The main idea of the paper is to increase the network depth by two aspects. The first is a deeper compositional module called Inception which is composed of convolutional layers with multiple sizes; the second is to repeatedly stack Ineption modules, leading to a 22-layer deep GoogLeNet model, which is significantly deeper than a 5-layer LeNet/AlexNet.

GoogLeNet

Uniformly increasing the network size will drastically increase both number of parameters and computational resources. Hence, the motivation behind the Inception module is to introduce sparsity into dense connected convolutional layers, so that as the required computation is still within budget when the network goes deeper. However, non-uniform sparse matrix calculation is inefficient to compute while dense connection is efficiently parralizable. So it is more feasible to attain the sparsity via a composition of multiple densely connected components, i.e. standard convolutional layers with varying kernel sizes. This is the naïve version of Inception module, which is essentially:

  1. passing the incoming feature into four layers of 1x1 conv, 3x3 conv, 5x5 conv, and a 3x3 max pooling; and

  2. concatenating the feature maps obtained from above.

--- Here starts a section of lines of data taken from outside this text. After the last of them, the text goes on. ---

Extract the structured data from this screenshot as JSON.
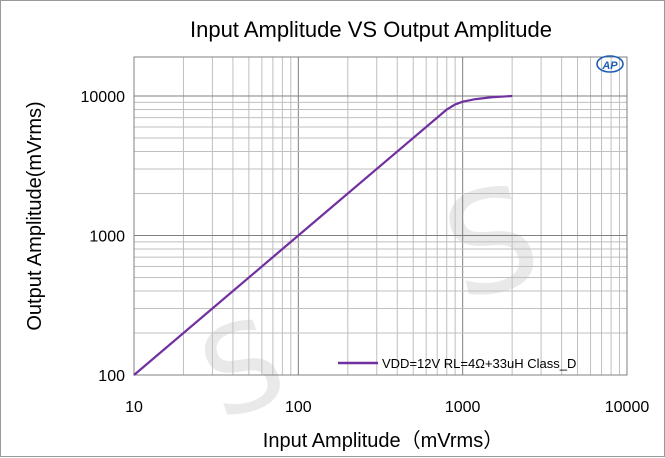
{
  "chart_data": {
    "type": "line",
    "title": "Input Amplitude VS Output Amplitude",
    "xlabel": "Input  Amplitude（mVrms）",
    "ylabel": "Output Amplitude(mVrms)",
    "xscale": "log",
    "yscale": "log",
    "xlim": [
      10,
      10000
    ],
    "ylim": [
      100,
      10000
    ],
    "x_ticks": [
      "10",
      "100",
      "1000",
      "10000"
    ],
    "y_ticks": [
      "100",
      "1000",
      "10000"
    ],
    "grid": true,
    "legend_position": "bottom-right",
    "series": [
      {
        "name": "VDD=12V RL=4Ω+33uH Class_D",
        "color": "#7030a0",
        "x": [
          10,
          100,
          700,
          800,
          900,
          1000,
          1200,
          1500,
          2000
        ],
        "y": [
          100,
          1000,
          7000,
          8000,
          8700,
          9100,
          9500,
          9800,
          10000
        ]
      }
    ]
  },
  "logo_text": "AP"
}
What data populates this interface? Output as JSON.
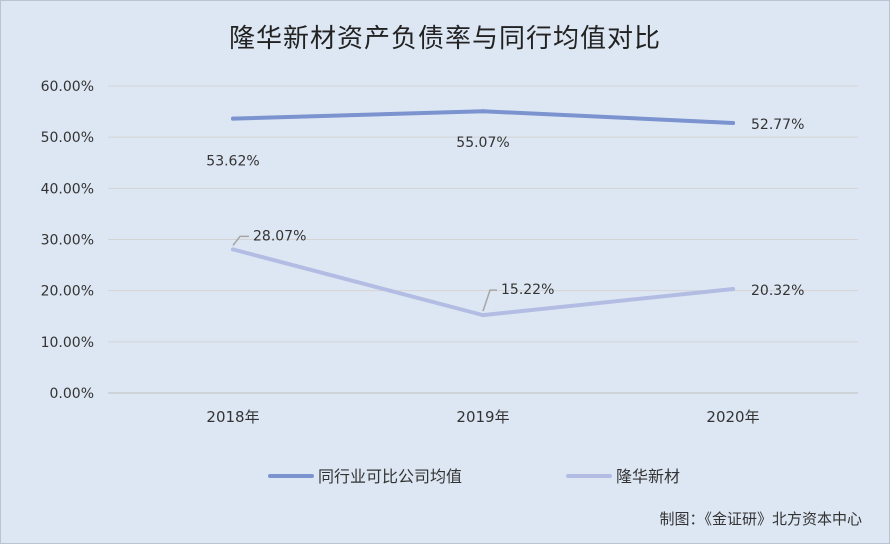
{
  "chart_data": {
    "type": "line",
    "title": "隆华新材资产负债率与同行均值对比",
    "categories": [
      "2018年",
      "2019年",
      "2020年"
    ],
    "ylim": [
      0,
      60
    ],
    "y_ticks": [
      "0.00%",
      "10.00%",
      "20.00%",
      "30.00%",
      "40.00%",
      "50.00%",
      "60.00%"
    ],
    "grid": true,
    "legend_position": "bottom",
    "series": [
      {
        "name": "同行业可比公司均值",
        "values": [
          53.62,
          55.07,
          52.77
        ],
        "labels": [
          "53.62%",
          "55.07%",
          "52.77%"
        ],
        "color": "#7b93cf"
      },
      {
        "name": "隆华新材",
        "values": [
          28.07,
          15.22,
          20.32
        ],
        "labels": [
          "28.07%",
          "15.22%",
          "20.32%"
        ],
        "color": "#b3bde3"
      }
    ]
  },
  "credit": "制图：《金证研》北方资本中心"
}
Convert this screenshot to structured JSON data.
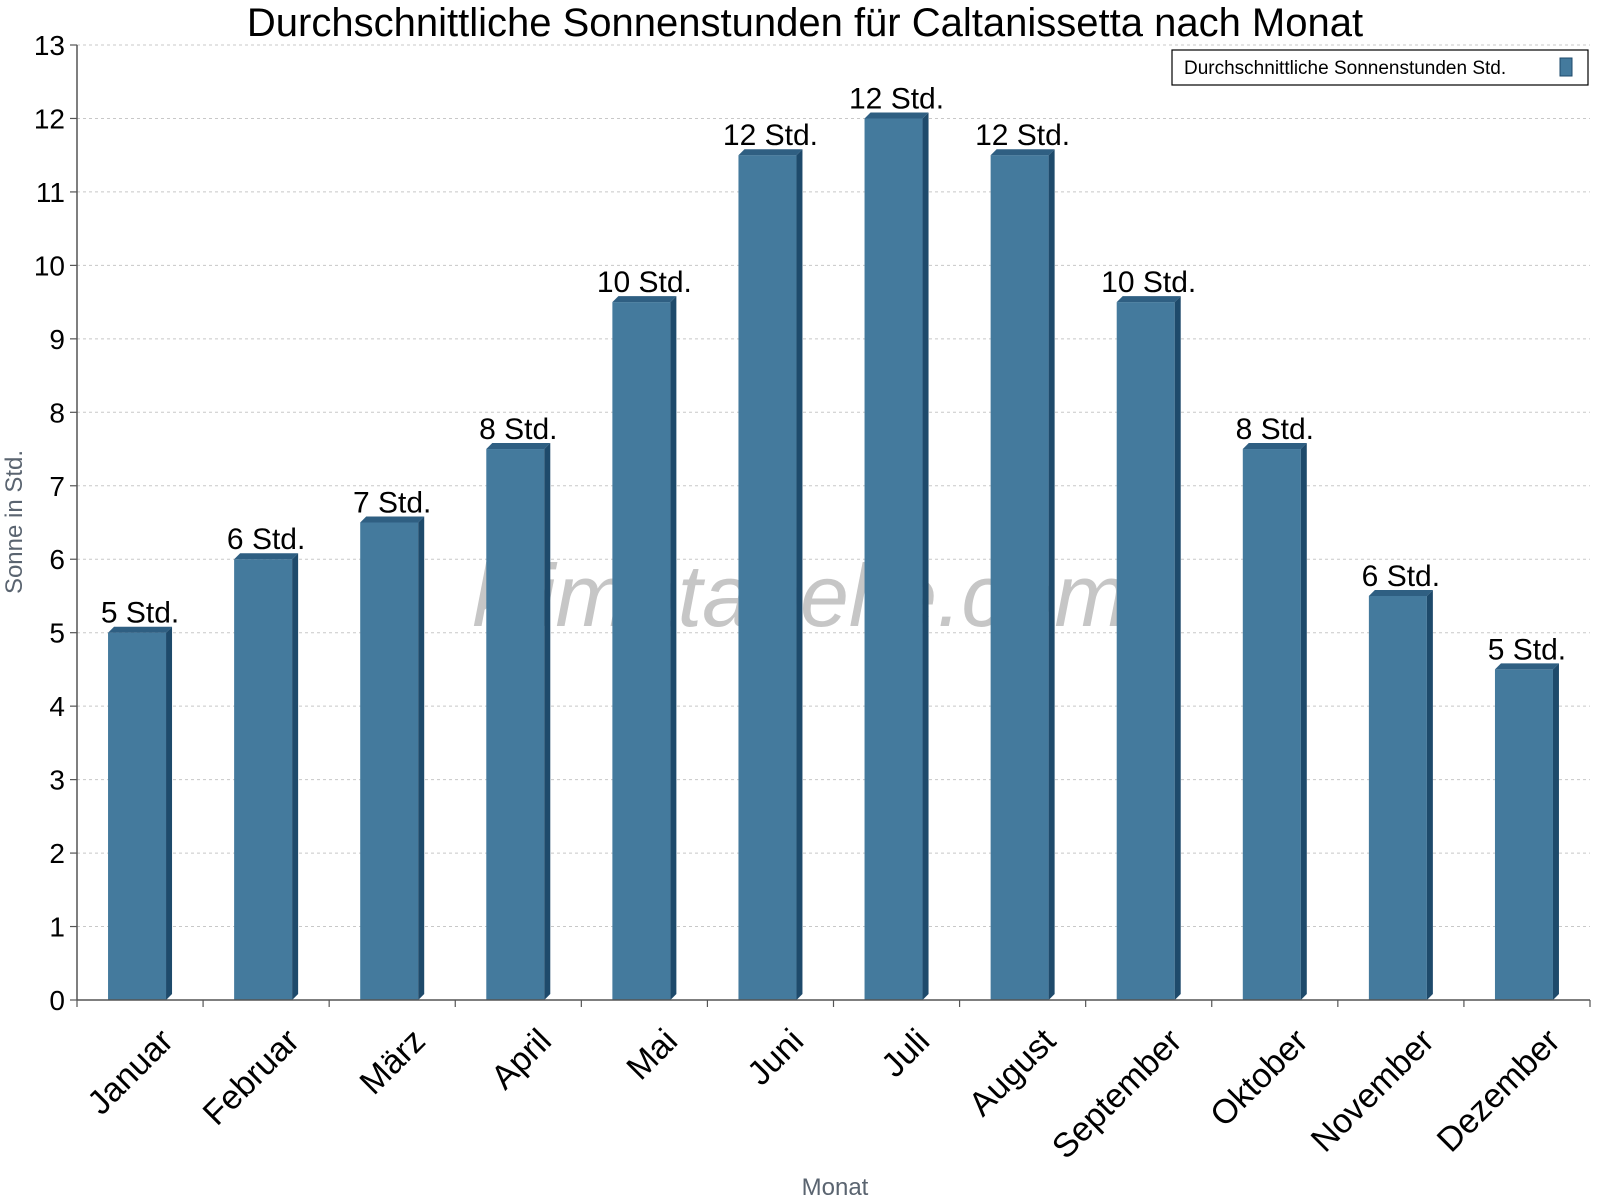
{
  "chart_data": {
    "type": "bar",
    "title": "Durchschnittliche Sonnenstunden für Caltanissetta nach Monat",
    "xlabel": "Monat",
    "ylabel": "Sonne in Std.",
    "ylim": [
      0,
      13
    ],
    "yticks": [
      "0",
      "1",
      "2",
      "3",
      "4",
      "5",
      "6",
      "7",
      "8",
      "9",
      "10",
      "11",
      "12",
      "13"
    ],
    "categories": [
      "Januar",
      "Februar",
      "März",
      "April",
      "Mai",
      "Juni",
      "Juli",
      "August",
      "September",
      "Oktober",
      "November",
      "Dezember"
    ],
    "series": [
      {
        "name": "Durchschnittliche Sonnenstunden Std.",
        "values": [
          5,
          6,
          6.5,
          7.5,
          9.5,
          11.5,
          12,
          11.5,
          9.5,
          7.5,
          5.5,
          4.5
        ],
        "labels": [
          "5 Std.",
          "6 Std.",
          "7 Std.",
          "8 Std.",
          "10 Std.",
          "12 Std.",
          "12 Std.",
          "12 Std.",
          "10 Std.",
          "8 Std.",
          "6 Std.",
          "5 Std."
        ]
      }
    ],
    "grid": true,
    "legend_position": "top-right",
    "watermark": "klimatabelle.com",
    "colors": {
      "bar": "#447a9d",
      "bar_side": "#1e4a6b",
      "bar_top": "#2f5f82",
      "grid": "#c8c8c8",
      "axis": "#555555",
      "axis_label": "#5a6470"
    }
  }
}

The naïve realization is inefficient because a 5x5 convolution at higher level is still expensive because it is wider (larger channel) and takes larger proportion compared to 1x1 and 3x3.

So, the efficient version is to apply 1x1 conv for dimension reduction, as is done in NiN, before 3x3 and 5x5 conv.

Inception

The final GoogLeNet is a 22-layer deep network which has two base convolution layers (7x7 with stride of 2 and 3x3 with stride of 1) plus max pooling at the bottom and 9 replica of Inception modules with increasing channels. (See specs at below table) The total number of individual convolution blocks is 100.

GoogLeNet

Due to the increased depth, the paper proposes to insert two auxiliary classifiers in the intermediate layers (see two octagons in the first figure) to encourage gradient propagation through all layers. The overall training loss is the classification loss at the last classification layer plus two auxiliary loss with a discounted weight of 0.3. The auxiliary classifiers are inserted after Inception-4a and -4d respectively, and are composed of (1) an average pooling with 5x5 filter size and stride 3, (2) a 1x1 conv with 128 channels + ReLU, (3) a 1024-d fc layer + ReLU, and (4) dropout. The auxiliary classifier is only used when training and is dropped during inference.

The Inception is winner of 2014 ImageNet Challenge and surpasses AlexNet by 56.5% relative reduction and ZF-Net (2013 challenge winner) by 40%, which has small deviations from AlexNet.